Jumat, 24 Mei 2013

tasawuf



PENYIMPANGAN-PENYIMPANGAN DALAM TASAWUF
I.            PENDAHULUAN
Islam sebagai agama yang bersifat universal, selain menghendaki kebersihan lahiriah juga menghendaki kebersihan batiniah, lantaran penilaian yang sesungguhnya dalam Islam diberikan pada aspek batinnya. Hal ini terlihat pada salah satu syarat diterimanya amal ibadah, yaitu harus disertai niat
Tasawuf merupakan salah satu fenomena dalam Islam yang memusatkan perhatian pada pembersihan aspek rohani manusia, yang selanjutnya menimbulkan akhlak mulia. Melalui tasawuf ini seseorang dapat mengetahui tentang cara-cara melakukan pembersihan diri serta mengamalkan secara benar. Dari pengetahuan ini diharapkan ia akan tampil sebagai orang yang pandai mengendalikan dirinya pada saat ia berinteraksi dengan orang lain, atau pada saat melakukan berbagai aktivitas yang menuntut kejujuran, keikhlasan, tanggung jawab, kepercayaan dan lain-lain. Dari suasana yang demikian itu, tasawuf diharapkan dapat mengatasi berbagai penyimpangan moral seperti manipulasi, korupsi, kolusi, penyalahgunaan kekuasaan dan kesempatan, penindasan dan sebagainya.
Melihat pentingnya peranan tasawuf dalam kelangsungan hidup manusia seutuhnya, maka tidak mengherankan jika tasawuf akrab dengan kehidupan masyarakat Islam setelah masyarakat tersebut membina akidah dan ibadahnya melalui ilmu tauhid dan ilmi fiqih.
Memang sepintas lalu tidak ada yang perlu disangsikan tentang tasawuf, apalagi para pelakunya adalah orang-orang yang tekun beribadah, shalat malam, puasa, dan bahkan banyak yang tidak pernah lowong puasanya, walau satu hari pun. Sehingga banyak orang-orang pada zaman sekarang yang dangkal ilmu agamanya, lansung terpesona, lalu mereka pun bergabung dengan kelompok-kelompok sufi.
Banyak ghuluw yang dilakukan orang-orang sufi, yang membuat mereka nyaris lepas dari Islam laksana anak panah yang lepas dari tali busurnya. Di dalam makalah ini kita dapat membaca berbagai penyimpangan mereka, dari perkataan yang diyakini mereka sebagai kebenaran padahal tidak lain merupakn penyelewengan dari agama, dan pada juga sekte-sekte ekstrim dalam dunia tasawuf yang membuat mereka tersesat dari kebenaran.

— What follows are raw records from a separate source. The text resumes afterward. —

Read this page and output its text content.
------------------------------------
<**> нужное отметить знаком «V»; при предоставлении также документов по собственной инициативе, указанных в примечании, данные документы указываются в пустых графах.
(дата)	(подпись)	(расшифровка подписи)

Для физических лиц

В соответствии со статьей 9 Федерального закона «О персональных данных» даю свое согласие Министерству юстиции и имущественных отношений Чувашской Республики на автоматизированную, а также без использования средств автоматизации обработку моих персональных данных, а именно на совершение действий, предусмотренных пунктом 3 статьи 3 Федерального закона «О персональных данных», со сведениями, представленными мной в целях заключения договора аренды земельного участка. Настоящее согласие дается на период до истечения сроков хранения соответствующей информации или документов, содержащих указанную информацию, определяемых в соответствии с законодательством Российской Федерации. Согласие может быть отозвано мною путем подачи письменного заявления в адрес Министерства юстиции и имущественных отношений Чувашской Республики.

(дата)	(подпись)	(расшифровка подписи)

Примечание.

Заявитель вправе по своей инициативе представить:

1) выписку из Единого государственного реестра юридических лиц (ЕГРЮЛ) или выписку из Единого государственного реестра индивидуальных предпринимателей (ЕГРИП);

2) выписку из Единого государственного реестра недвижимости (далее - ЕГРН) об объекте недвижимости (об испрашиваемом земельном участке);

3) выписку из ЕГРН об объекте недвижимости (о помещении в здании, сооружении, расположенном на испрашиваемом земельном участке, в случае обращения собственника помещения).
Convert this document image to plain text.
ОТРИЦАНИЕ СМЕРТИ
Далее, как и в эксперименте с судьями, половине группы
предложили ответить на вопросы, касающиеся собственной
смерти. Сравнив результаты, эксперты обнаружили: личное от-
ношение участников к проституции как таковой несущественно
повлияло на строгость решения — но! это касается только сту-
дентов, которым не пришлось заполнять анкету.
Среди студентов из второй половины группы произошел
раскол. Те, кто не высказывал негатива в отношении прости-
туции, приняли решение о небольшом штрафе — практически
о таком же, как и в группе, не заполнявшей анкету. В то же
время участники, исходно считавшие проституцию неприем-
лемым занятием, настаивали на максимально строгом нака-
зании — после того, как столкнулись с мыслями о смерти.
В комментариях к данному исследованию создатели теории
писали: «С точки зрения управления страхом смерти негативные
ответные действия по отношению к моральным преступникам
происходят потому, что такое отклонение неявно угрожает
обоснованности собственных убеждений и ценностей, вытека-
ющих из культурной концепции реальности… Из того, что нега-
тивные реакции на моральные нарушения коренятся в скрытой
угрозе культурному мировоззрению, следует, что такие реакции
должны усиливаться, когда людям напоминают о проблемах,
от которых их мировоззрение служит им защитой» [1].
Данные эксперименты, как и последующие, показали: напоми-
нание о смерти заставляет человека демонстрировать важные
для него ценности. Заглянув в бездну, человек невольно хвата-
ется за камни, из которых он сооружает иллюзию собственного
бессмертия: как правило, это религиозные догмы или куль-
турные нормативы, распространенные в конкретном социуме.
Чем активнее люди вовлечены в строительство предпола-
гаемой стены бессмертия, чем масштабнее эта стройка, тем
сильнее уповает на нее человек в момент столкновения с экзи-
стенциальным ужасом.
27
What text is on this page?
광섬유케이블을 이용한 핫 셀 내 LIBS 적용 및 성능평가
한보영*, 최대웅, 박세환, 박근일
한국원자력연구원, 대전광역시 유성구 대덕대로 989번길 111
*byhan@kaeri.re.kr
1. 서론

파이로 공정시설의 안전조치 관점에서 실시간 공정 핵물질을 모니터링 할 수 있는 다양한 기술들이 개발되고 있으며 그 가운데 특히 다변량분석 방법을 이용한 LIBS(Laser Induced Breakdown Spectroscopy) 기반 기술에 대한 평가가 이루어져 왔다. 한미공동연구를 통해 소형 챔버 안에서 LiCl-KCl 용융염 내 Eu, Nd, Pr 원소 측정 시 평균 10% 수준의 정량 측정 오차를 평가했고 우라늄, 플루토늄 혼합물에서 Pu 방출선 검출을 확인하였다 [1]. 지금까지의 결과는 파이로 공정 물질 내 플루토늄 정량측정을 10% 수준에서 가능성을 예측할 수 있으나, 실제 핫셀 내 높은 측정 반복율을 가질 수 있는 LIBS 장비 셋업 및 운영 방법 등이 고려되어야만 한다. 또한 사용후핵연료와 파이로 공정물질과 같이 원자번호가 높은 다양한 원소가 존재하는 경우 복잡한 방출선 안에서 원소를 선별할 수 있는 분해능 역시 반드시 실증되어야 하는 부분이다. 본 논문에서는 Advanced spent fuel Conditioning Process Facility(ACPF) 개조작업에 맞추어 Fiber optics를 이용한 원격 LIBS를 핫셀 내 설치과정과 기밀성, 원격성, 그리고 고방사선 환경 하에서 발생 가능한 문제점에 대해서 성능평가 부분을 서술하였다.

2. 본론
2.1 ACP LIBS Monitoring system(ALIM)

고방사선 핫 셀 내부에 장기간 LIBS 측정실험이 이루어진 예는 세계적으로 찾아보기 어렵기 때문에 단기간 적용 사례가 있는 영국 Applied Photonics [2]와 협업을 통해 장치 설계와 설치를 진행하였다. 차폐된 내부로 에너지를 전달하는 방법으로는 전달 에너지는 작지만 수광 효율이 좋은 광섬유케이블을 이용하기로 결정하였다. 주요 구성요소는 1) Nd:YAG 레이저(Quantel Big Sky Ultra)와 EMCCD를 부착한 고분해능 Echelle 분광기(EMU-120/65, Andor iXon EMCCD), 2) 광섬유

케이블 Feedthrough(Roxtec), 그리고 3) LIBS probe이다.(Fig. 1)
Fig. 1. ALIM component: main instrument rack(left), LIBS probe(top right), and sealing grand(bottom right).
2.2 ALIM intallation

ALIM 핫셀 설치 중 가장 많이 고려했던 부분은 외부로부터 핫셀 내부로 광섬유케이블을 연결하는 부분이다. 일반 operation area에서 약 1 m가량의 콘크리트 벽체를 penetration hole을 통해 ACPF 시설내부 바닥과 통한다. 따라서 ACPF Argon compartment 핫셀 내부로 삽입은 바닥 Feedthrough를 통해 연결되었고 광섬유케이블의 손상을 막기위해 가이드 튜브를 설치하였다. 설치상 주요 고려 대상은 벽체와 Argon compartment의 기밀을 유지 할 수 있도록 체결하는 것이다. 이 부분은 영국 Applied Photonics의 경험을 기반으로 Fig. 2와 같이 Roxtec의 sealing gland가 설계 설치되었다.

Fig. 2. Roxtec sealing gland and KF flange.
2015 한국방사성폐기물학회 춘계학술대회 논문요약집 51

    II.            RUMUSAN MASALAH
1.    Apa pengertian Tasawuf?
2.    Apa saja bukti penyimpangan dalam tasawuf itu?
3.    Apakah penyebab penyimpangan dalam tasawuf?
4.    Apa saja yang termasuk penyimpangan tasawuf?

 III.            PEMBAHASAN
1.      Pengertian Tasawuf
Dari segi kebahasaan terdapat sejumlah kata atau istilah yang dihubungkan orang dengan tasawuf. Harun Nasution misalnya menyebutkan lima istilah yang berhubungan dengan tasawuf, yaitu al Suffah (ahl al-suffah) yaitu orang yang ikut pindah dengan Nabi dari Mekkah ke Madinah, saf, yaitu barisan yang dijumpai dalam melaksanakan salat berjama’ah, sufi yaitu bersih dan suci, sophos (bahasa Yunani : hikmah), dan suf (kain wol kasar).
Dari segi istilah, tasawuf dapat didefenisikan dari tiga sudut pandang. Pertama, sudut pandang manusia sebagai makhluk terbatas, kedua, sudut pandang manusia sebagai makhluk yang harus berjuang, dan ketiga, sudut pandang manusia sebagai makhluk bertuhan.
Jika dilihat dari sudut pandang manusia sebagai makhluk yang terbatas, maka tasawuf dapat didefenisikan sebagai upaya mensucikan diri dengan cara menjauhkan pengaruh kehidupan dunia akan memusatkan perhatian hanya kepada Allah. Selanjutnya jika sudut pandang yang digunakan adalah pandangan bahwa manusia sebagai makhluk yang harus berjuang, maka tasawuf dapat didefenisikan sebagai upaya memperindah diri dengan akhlak yang bersumber pada ajaran agama dalam rangka mendekatkan diri kepada Allah. Dan jika sudut pandang yang digunakan adalah manusia sebagai makhluk bertuhan, maka tasawuf dapat didefenisikan sebagai keadaan fitrah (perasaan percaya kepada Tuhan) yang dapat mengarahkan jiwa agar selalu tertuju pada kegiatan-kegiatan yang dapat menghubungkan manusia dengan Tuhan.
Kata sufi atau sufiah diartikan sebagai orang yang selalu mengamalkan ajaran tasawuf dalam kehidupan sehari-hari. Dengan kata lain, sufi berarti orang yang telah mensucikan hatinya dengan mengingat Allah (zikrullah), menempuh jalan kembali kepada Allah dan sampai pada pengetahuan hakiki (ma’rifah).[1]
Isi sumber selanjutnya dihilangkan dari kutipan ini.